If you only listen to 13 minutes of public radio this week, let this be the piece:
This unforgettable story takes place exactly 80 years ago in Marion, Indiana in 1930; it brings the terror of America’s racial history painfully alive through first-person accounts of witnesses, including James Cameron, an African American survivor who barely escaped his own lynching at the hands of an angry white mob.
A photograph of that lynching in which some in the white crowd of perpetrators are actually smiling for the camera became an iconic image of the era. It is profoundly disturbing that snapshots of lynchings of African Americans were taken and circulated as coveted souvenirs.
The photograph inspired a poem and a song, written by Abel Meeropol. If the unusual name Meeropol sounds famliar, that’s because Abel and his wife Anne adopted the sons of Julius and Ethel Rosenberg, who were convicted and executed for espionage for the Soviet Union.
The song “Strange Fruit” became one of Billie Holliday’s most popular recordings. The song was the subject of a fascinating Independent Lens public TV documentary in 2002.
Radio Diaries’ feature “Strange Fruit” aired Friday evening on NPR’s All Things Considered.

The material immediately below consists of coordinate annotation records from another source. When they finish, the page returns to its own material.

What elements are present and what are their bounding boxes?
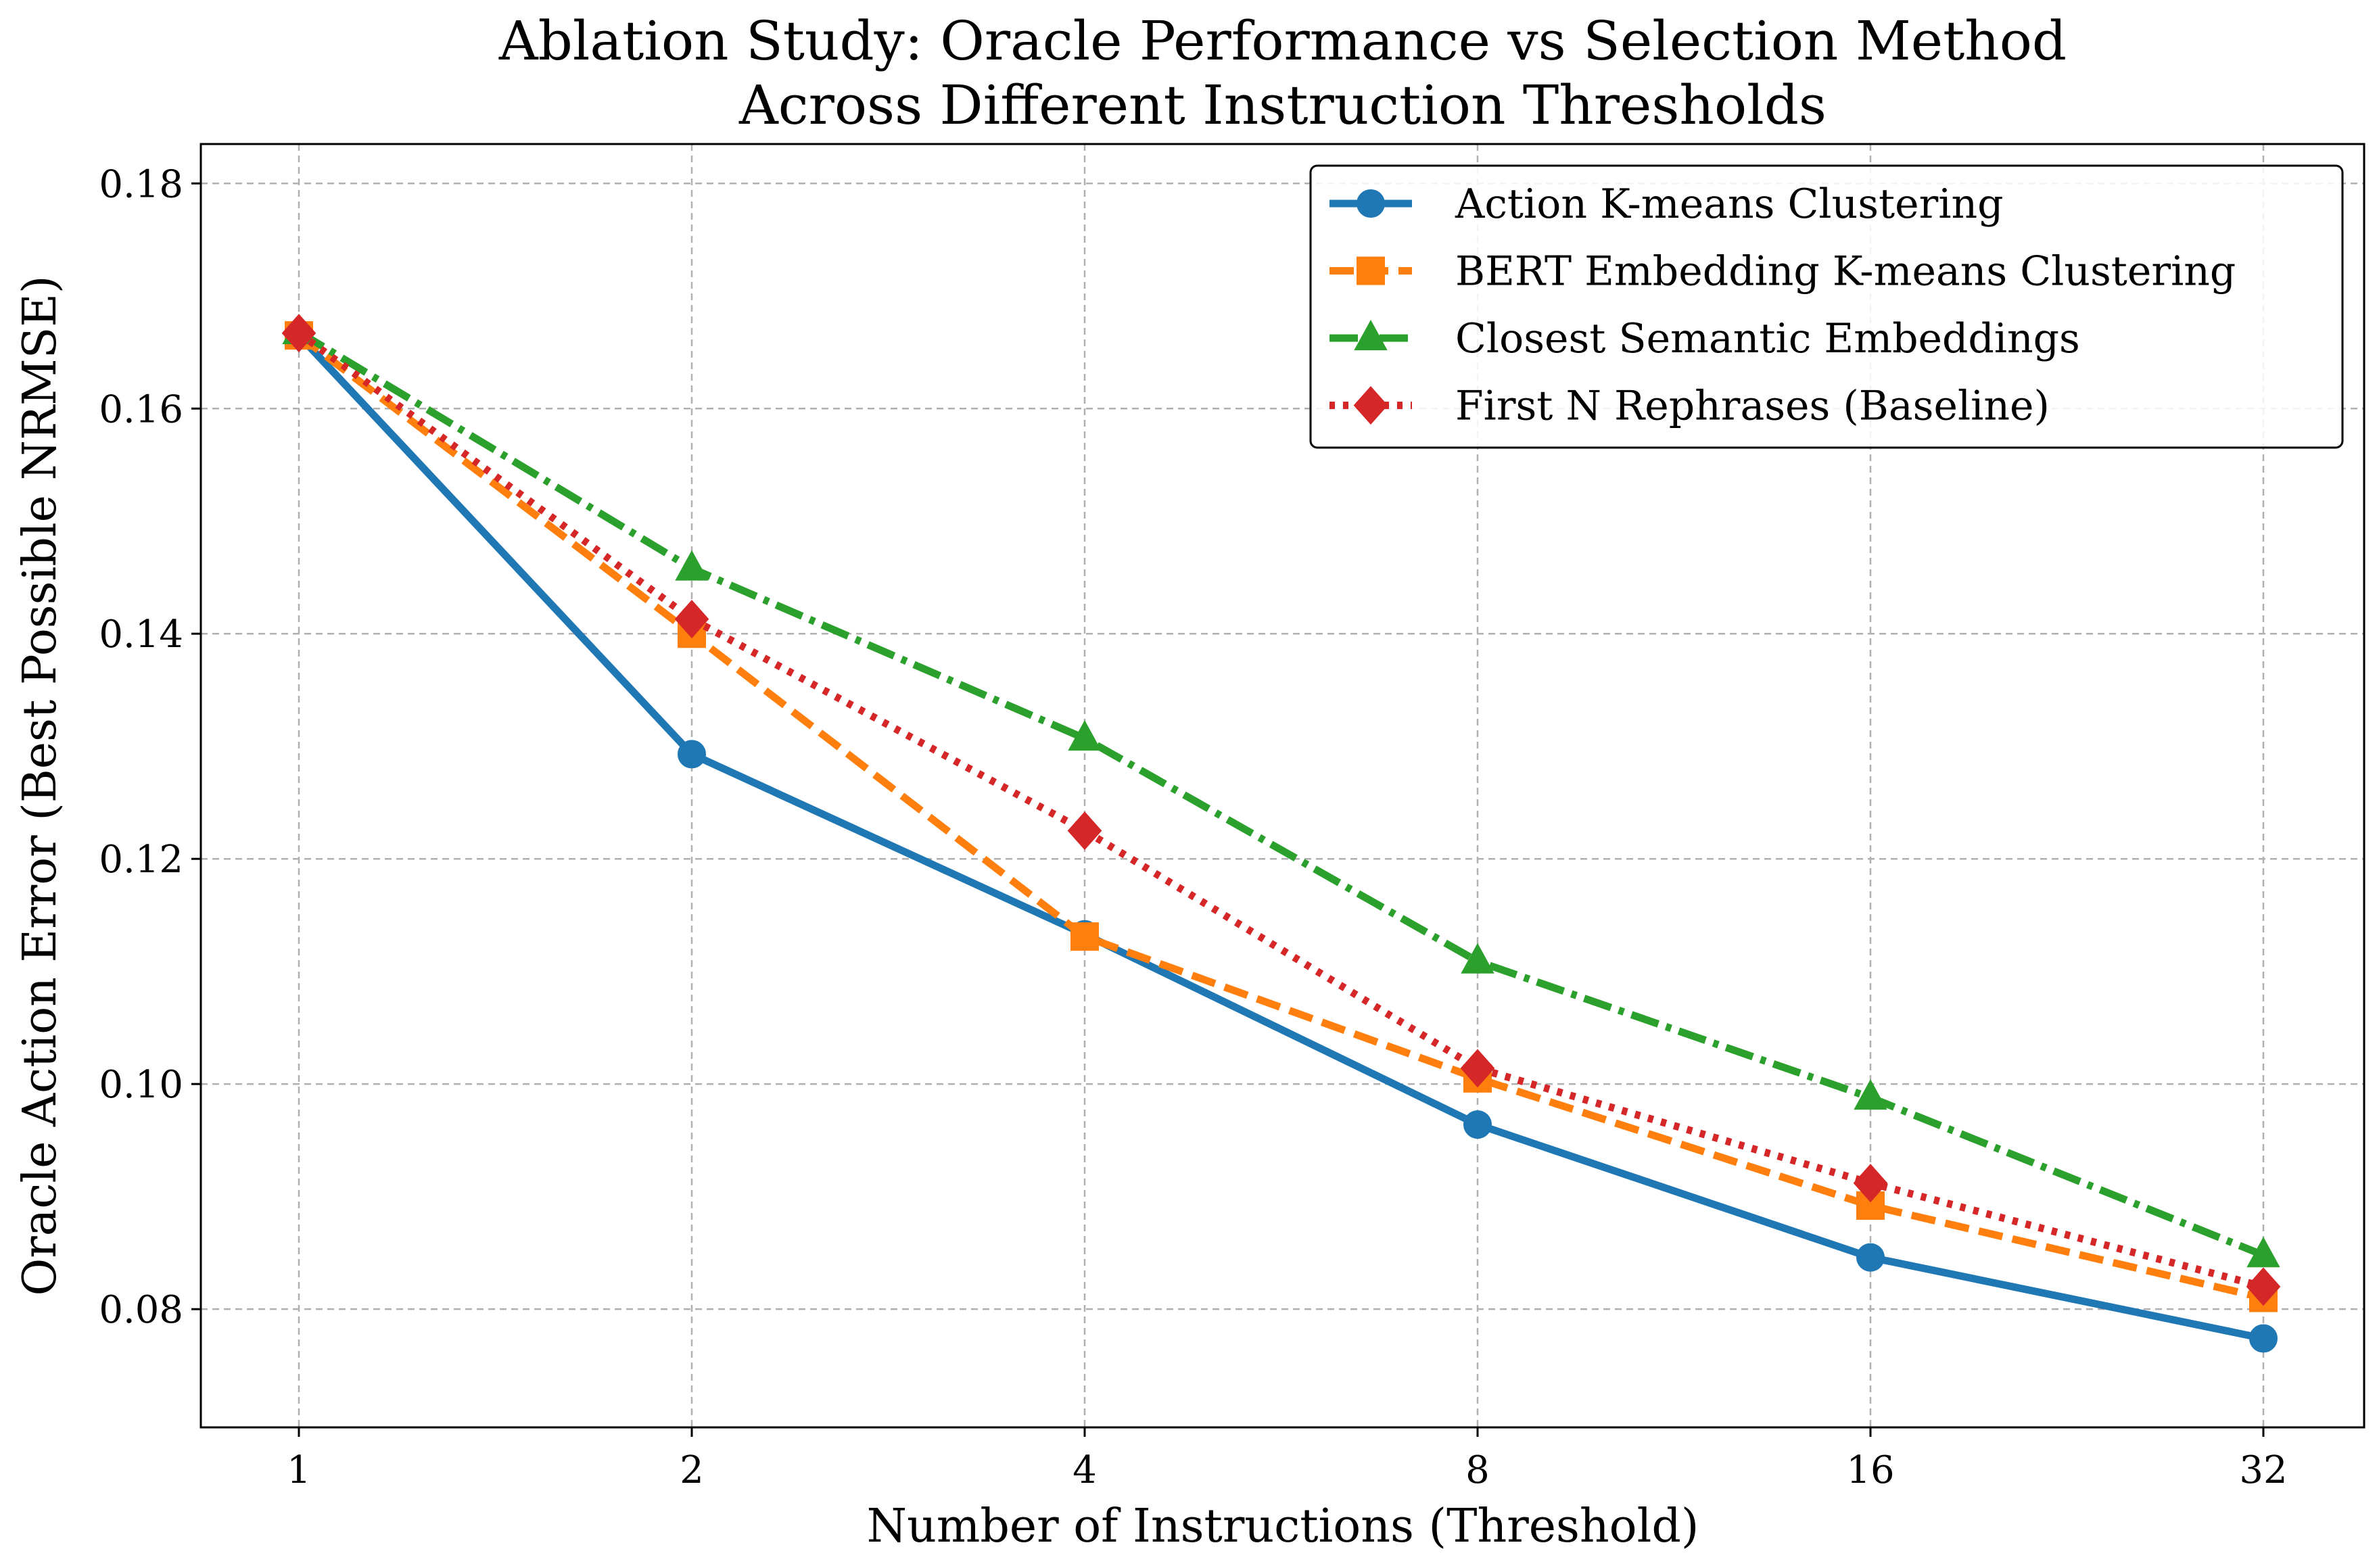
- legend-label: Closest Semantic Embeddings: [1455, 315, 2080, 362]
- series-line: [296, 330, 2265, 1291]
- legend-marker: [1357, 189, 1385, 218]
- y-axis-ticks: 0.08 0.10 0.12 0.14 0.16 0.18: [99, 162, 201, 1332]
- legend-frame: [1309, 164, 2344, 449]
- y-tick-label: 0.08: [99, 1288, 183, 1332]
- plot-frame: [199, 143, 2365, 1429]
- x-tick-label: 16: [1846, 1448, 1894, 1492]
- series-line: [296, 333, 2265, 1342]
- data-point: [2246, 1237, 2280, 1268]
- y-tick-label: 0.10: [99, 1063, 183, 1107]
- x-tick-label: 4: [1073, 1448, 1097, 1492]
- data-point: [1461, 943, 1494, 974]
- series-4: [281, 314, 2281, 1306]
- chart-title-line-2: Across Different Instruction Thresholds: [738, 74, 1827, 137]
- legend-label: BERT Embedding K-means Clustering: [1455, 248, 2236, 295]
- series-line: [297, 329, 2265, 1259]
- legend-item: Closest Semantic Embeddings: [1329, 315, 2080, 362]
- data-point: [1853, 1164, 1888, 1203]
- data-point: [674, 600, 709, 639]
- x-axis-ticks: 1 2 4 8 16 32: [287, 1427, 2288, 1492]
- legend-item: BERT Embedding K-means Clustering: [1329, 248, 2236, 295]
- x-tick-label: 1: [287, 1448, 311, 1492]
- series-2: [285, 321, 2278, 1312]
- y-tick-label: 0.14: [99, 613, 183, 657]
- data-point: [1070, 922, 1099, 951]
- series-layer: [281, 313, 2281, 1353]
- y-axis-label: Oracle Action Error (Best Possible NRMSE…: [14, 275, 67, 1296]
- y-tick-label: 0.18: [99, 162, 183, 206]
- data-point: [678, 740, 706, 769]
- data-point: [1854, 1079, 1887, 1110]
- legend-marker: [1354, 319, 1388, 350]
- data-point: [675, 550, 709, 581]
- legend-marker: [1353, 385, 1388, 425]
- legend-item: First N Rephrases (Baseline): [1329, 383, 2050, 430]
- y-tick-label: 0.16: [99, 387, 183, 431]
- legend-marker: [1357, 256, 1385, 285]
- data-point: [1067, 811, 1102, 851]
- x-tick-label: 8: [1465, 1448, 1490, 1492]
- data-point: [1068, 719, 1102, 751]
- legend-item: Action K-means Clustering: [1329, 181, 2004, 228]
- data-point: [1856, 1243, 1885, 1272]
- x-axis-label: Number of Instructions (Threshold): [867, 1500, 1699, 1553]
- x-tick-label: 32: [2239, 1448, 2287, 1492]
- data-point: [2246, 1267, 2281, 1306]
- chart-title-line-1: Ablation Study: Oracle Performance vs Se…: [498, 9, 2067, 72]
- data-point: [2249, 1324, 2278, 1353]
- data-point: [1460, 1049, 1495, 1088]
- legend-label: First N Rephrases (Baseline): [1455, 383, 2050, 430]
- data-point: [1463, 1110, 1492, 1139]
- legend-label: Action K-means Clustering: [1455, 181, 2004, 228]
- x-tick-label: 2: [680, 1448, 704, 1492]
- data-point: [281, 314, 316, 353]
- legend: Action K-means Clustering BERT Embedding …: [1309, 164, 2344, 449]
- y-tick-label: 0.12: [99, 838, 183, 882]
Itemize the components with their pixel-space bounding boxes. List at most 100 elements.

In a letter, Joe Richman explains where he got the sound for the story: “We were … given access to a box of cassette tapes, recorded four decades ago and kept in a basement, that contain interviews with people who witnessed and took part in the events of that day. What’s remarkable about these interviews is that they are a reminder of how ordinary it all was. Ordinary people in an ordinary town.”
But the story he produced is extraordinary. I highly recommend that you listen and tell others to take the time. It’s a reminder of the power of reality radio and the unique role of public media in reviving history and telling harsh truths about our nation’s shameful past.